Last month the Swiss air freight company Kuehne + Nagel International AG was fined just over NZ$3m (around £1.5m) by the New Zealand Commerce Commission for their part in a price fixing cartel that ran for 5 years.

In 2002 the firms in the industry faced higher costs due to increased security measures imposed by the British government. They formed a cartel to agree to pass these increased costs on to their customers for air freight services from the UK to a number of countries, including New Zealand. The investigation by the New Zealand competition authority followed a leniency application by one of the participants in 2007. Five other participants had previously been fined, but Kuehne + Nagel decided to fight the case. The fine imposed on them brought the total fines to almost NZ$12m (around £6m).

A previous post on this site highlighted how golf played a prominent role in several previous cartels. However, this cartel seemed to have had a fixation on gardening and referred to the cartel as the gardening club. Other parties involved in the cartel were referred to as fellow gardeners and the agreed upon price as the price for asparagus! When a participant suspected a rival may have cheated on the cartel agreement email exchanges such as this one took place:

I hear… concerns about the price of produce from the garden of Velcro, which appears to be operating as a charitable cooperative for the benevolence of vegetable eaters rather than growers…

It is not known whether the Kuehne + Nagel employees involved in the cartel were placed on gardening leave during the investigation!
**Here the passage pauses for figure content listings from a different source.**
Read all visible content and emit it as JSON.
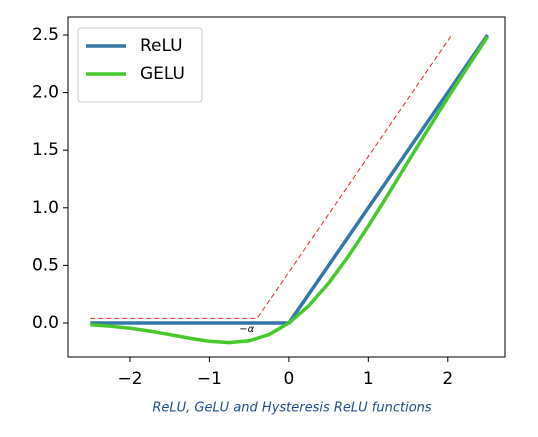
{
  "chart_data": {
    "type": "line",
    "caption": "ReLU, GeLU and Hysteresis ReLU functions",
    "series": [
      {
        "name": "ReLU",
        "color": "#3477ab",
        "dashed": false,
        "x": [
          -2.5,
          -2.25,
          -2.0,
          -1.75,
          -1.5,
          -1.25,
          -1.0,
          -0.75,
          -0.5,
          -0.25,
          0,
          0.25,
          0.5,
          0.75,
          1.0,
          1.25,
          1.5,
          1.75,
          2.0,
          2.25,
          2.5
        ],
        "values": [
          0,
          0,
          0,
          0,
          0,
          0,
          0,
          0,
          0,
          0,
          0,
          0.25,
          0.5,
          0.75,
          1.0,
          1.25,
          1.5,
          1.75,
          2.0,
          2.25,
          2.5
        ]
      },
      {
        "name": "GELU",
        "color": "#47c92b",
        "dashed": false,
        "x": [
          -2.5,
          -2.25,
          -2.0,
          -1.75,
          -1.5,
          -1.25,
          -1.0,
          -0.75,
          -0.5,
          -0.25,
          0,
          0.25,
          0.5,
          0.75,
          1.0,
          1.25,
          1.5,
          1.75,
          2.0,
          2.25,
          2.5
        ],
        "values": [
          -0.0155,
          -0.0275,
          -0.0455,
          -0.0701,
          -0.1002,
          -0.1321,
          -0.1587,
          -0.17,
          -0.1543,
          -0.1003,
          0,
          0.1497,
          0.3457,
          0.58,
          0.8413,
          1.1179,
          1.3998,
          1.6799,
          1.9545,
          2.2225,
          2.4845
        ]
      },
      {
        "color": "#e8261f",
        "dashed": true,
        "x": [
          -2.5,
          -0.4,
          2.05
        ],
        "values": [
          0.04,
          0.04,
          2.5
        ]
      }
    ],
    "annotations": [
      {
        "text": "−α",
        "x": -0.53,
        "y": -0.05
      }
    ],
    "xlim": [
      -2.78,
      2.72
    ],
    "xticks": [
      {
        "value": -2,
        "label": "−2"
      },
      {
        "value": -1,
        "label": "−1"
      },
      0,
      1,
      2
    ],
    "ylim": [
      -0.295,
      2.656
    ],
    "yticks": [
      {
        "value": 0,
        "label": "0.0"
      },
      0.5,
      {
        "value": 1,
        "label": "1.0"
      },
      1.5,
      {
        "value": 2,
        "label": "2.0"
      },
      2.5
    ],
    "legend": "upper left"
  }
}
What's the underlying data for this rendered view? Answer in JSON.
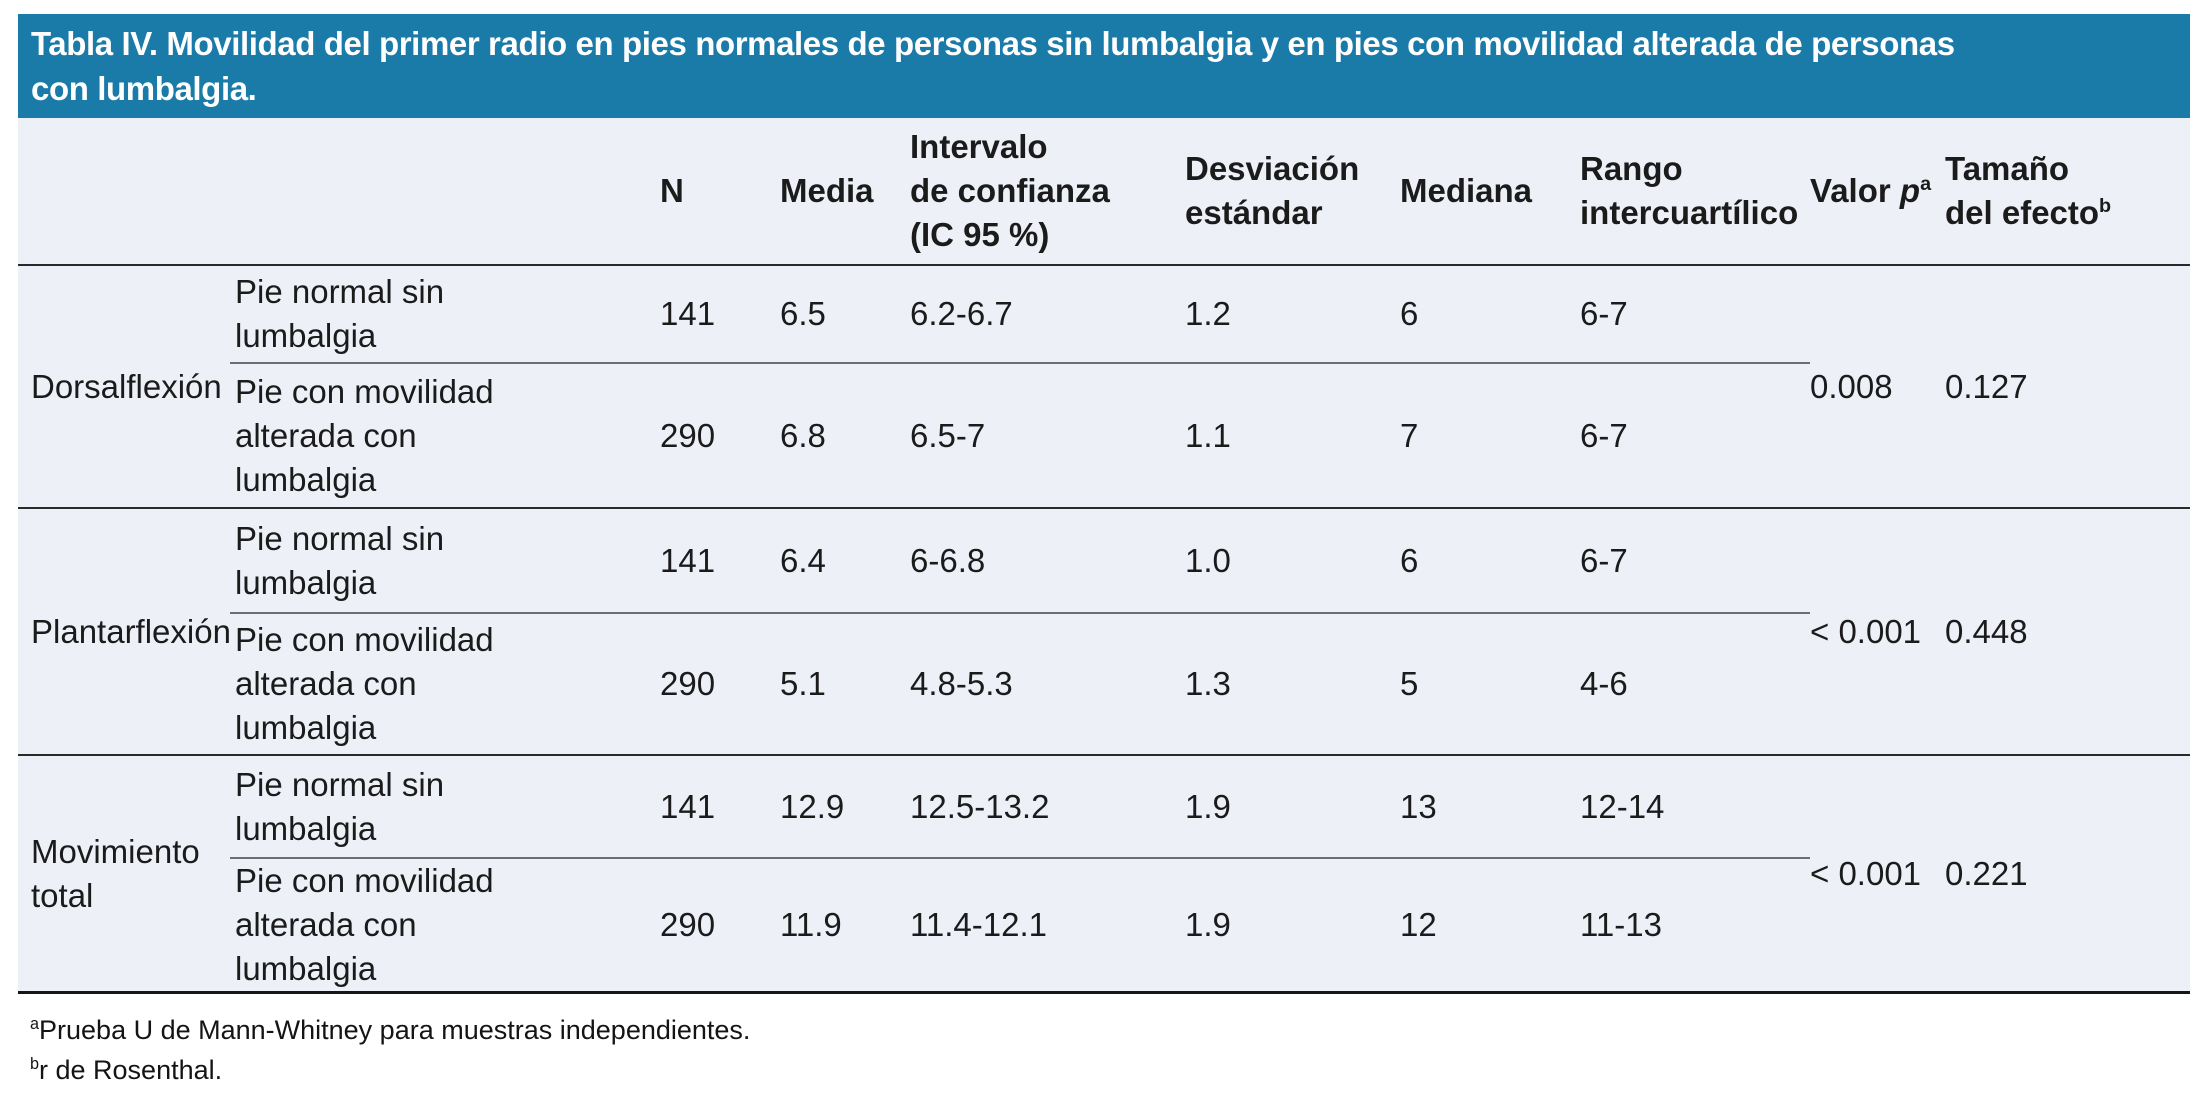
{
  "title": "Tabla IV. Movilidad del primer radio en pies normales de personas sin lumbalgia y en pies con movilidad alterada de personas\ncon lumbalgia.",
  "colors": {
    "title_bar_bg": "#1a7aa8",
    "title_text": "#ffffff",
    "body_bg": "#edf1f7",
    "rule_dark": "#2a2a2a",
    "rule_light": "#6e6e6e",
    "text": "#1b1b1b"
  },
  "columns": {
    "section": "",
    "group": "",
    "n": "N",
    "media": "Media",
    "ic": "Intervalo\nde confianza\n(IC 95 %)",
    "de": "Desviación\nestándar",
    "mediana": "Mediana",
    "rango": "Rango\nintercuartílico",
    "valor": {
      "text": "Valor",
      "p": "p",
      "sup": "a"
    },
    "tamano": {
      "line1": "Tamaño",
      "line2": "del efecto",
      "sup": "b"
    }
  },
  "sections": [
    {
      "name": "Dorsalflexión",
      "p": "0.008",
      "effect": "0.127",
      "rows": [
        {
          "group": "Pie normal sin\nlumbalgia",
          "n": "141",
          "media": "6.5",
          "ic": "6.2-6.7",
          "de": "1.2",
          "mediana": "6",
          "rango": "6-7"
        },
        {
          "group": "Pie con movilidad\nalterada con\nlumbalgia",
          "n": "290",
          "media": "6.8",
          "ic": "6.5-7",
          "de": "1.1",
          "mediana": "7",
          "rango": "6-7"
        }
      ]
    },
    {
      "name": "Plantarflexión",
      "p": "< 0.001",
      "effect": "0.448",
      "rows": [
        {
          "group": "Pie normal sin\nlumbalgia",
          "n": "141",
          "media": "6.4",
          "ic": "6-6.8",
          "de": "1.0",
          "mediana": "6",
          "rango": "6-7"
        },
        {
          "group": "Pie con movilidad\nalterada con\nlumbalgia",
          "n": "290",
          "media": "5.1",
          "ic": "4.8-5.3",
          "de": "1.3",
          "mediana": "5",
          "rango": "4-6"
        }
      ]
    },
    {
      "name": "Movimiento total",
      "p": "< 0.001",
      "effect": "0.221",
      "rows": [
        {
          "group": "Pie normal sin\nlumbalgia",
          "n": "141",
          "media": "12.9",
          "ic": "12.5-13.2",
          "de": "1.9",
          "mediana": "13",
          "rango": "12-14"
        },
        {
          "group": "Pie con movilidad\nalterada con\nlumbalgia",
          "n": "290",
          "media": "11.9",
          "ic": "11.4-12.1",
          "de": "1.9",
          "mediana": "12",
          "rango": "11-13"
        }
      ]
    }
  ],
  "footnotes": [
    {
      "sup": "a",
      "text": "Prueba U de Mann-Whitney para muestras independientes."
    },
    {
      "sup": "b",
      "text": "r de Rosenthal."
    }
  ]
}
‘Gardening Club’ hid hardcore air freight cartel New Zealand Herald, Hamish Fletcher (04/04/14)
‘Gardening Club’ Air Freight Forwarding Cartel Finally Buried by High Court Handy Shipping Guide (08/04/14)
Swiss firm fined $3.1 million over cartel 3 News (08/04/14)
‘Gardening Club’ freight cartel participant, Kuehne + Nagel, fined $3.1m The National Business Review (08/04/14)


  1. Why is an increase in costs likely to trigger price fixing behaviour?
  2. Why might the members want to use code names to run a cartel’s activities?
  3. Why do competition authorities grant leniency to cartel members that inform them about price fixing behaviour?